# OK to add cherry shrimp or not ?



## labmad (Sep 23, 2007)

This is our little 60 litre tank, it has in ther some clown killifish, harlequin rasbora, 3 platies and some otcinclus - if i add some cherry shrimp will they be eaten by any on the current stock?

cheers


----------



## Berber King (Dec 29, 2007)

Should be fine,only the platies may try and eat them,but its unlikely.


----------



## labmad (Sep 23, 2007)

Berber King said:


> Should be fine,only the platies may try and eat them,but its unlikely.


cheers matey - will get 10 and see how they go  ....2nd thought i think i will move the platy's and poss rasboras else where, keep up with the planted theme and just have plenty of cherry shrimps in there with the 6 oto's and the clown killifish 

The tank is a tetra aqua-art 60 litre tank, so how many red cherry shrimp should i go for without overstocking them? ......do they breed easily?

cheers


----------



## Esfa (Apr 15, 2007)

labmad said:


> The tank is a tetra aqua-art 60 litre tank, so how many red cherry shrimp should i go for without overstocking them? ......do they breed easily?
> 
> cheers


all those fish will eat young shrimp bar the otos, so try to get adults. :2thumb: I'd get a group of 10-20 adults to begin with. They're very easy to breed, but the babies are tiny so get eaten by everything. But as long as you have enough plants it should be fine.  

You could have a few hundred in that tank. :2thumb:


----------



## labmad (Sep 23, 2007)

Esfa said:


> all those fish will eat young shrimp bar the otos, so try to get adults. :2thumb: I'd get a group of 10-20 adults to begin with. They're very easy to breed, but the babies are tiny so get eaten by everything.
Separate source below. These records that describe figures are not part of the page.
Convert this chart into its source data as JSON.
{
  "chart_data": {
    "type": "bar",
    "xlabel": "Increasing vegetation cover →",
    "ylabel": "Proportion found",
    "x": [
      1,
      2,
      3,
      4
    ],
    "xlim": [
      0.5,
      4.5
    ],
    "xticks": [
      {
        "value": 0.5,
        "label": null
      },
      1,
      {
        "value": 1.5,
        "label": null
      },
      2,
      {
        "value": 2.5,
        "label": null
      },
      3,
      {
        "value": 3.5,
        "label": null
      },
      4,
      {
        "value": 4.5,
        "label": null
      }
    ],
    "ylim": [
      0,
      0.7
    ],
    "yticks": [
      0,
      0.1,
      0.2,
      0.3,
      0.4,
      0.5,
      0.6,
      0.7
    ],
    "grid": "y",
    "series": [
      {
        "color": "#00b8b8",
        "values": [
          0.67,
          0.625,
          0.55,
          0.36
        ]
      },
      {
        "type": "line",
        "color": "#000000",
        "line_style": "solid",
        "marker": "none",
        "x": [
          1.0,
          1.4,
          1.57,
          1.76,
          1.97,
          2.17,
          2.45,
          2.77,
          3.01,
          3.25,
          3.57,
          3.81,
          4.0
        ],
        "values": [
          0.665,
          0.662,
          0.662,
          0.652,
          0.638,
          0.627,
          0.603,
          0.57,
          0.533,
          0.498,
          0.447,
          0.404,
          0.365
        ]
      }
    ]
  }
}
But as long as you have enough plants it should be fine.
> 
> You could have a few hundred in that tank. :2thumb:


christ, a few hundred :mf_dribble:, blimey :2thumb:

the cherry shrimp i have seen are approx the same size as my clown killifish so guess they would be safe with them, maybe as mentioned if i can pack in more plants and grow more java moss on then any babies can survive until a decent size - the lfs has them in for £10 for 5, so once i have re-homed the platy's and rasboras i iwll get some in, or better still if i can get another same size tank on the cheap or an Arcadia Arc 35litre tank just for shrimp might be even better  ......will go look on aquarists classifieds to see owt is going


----------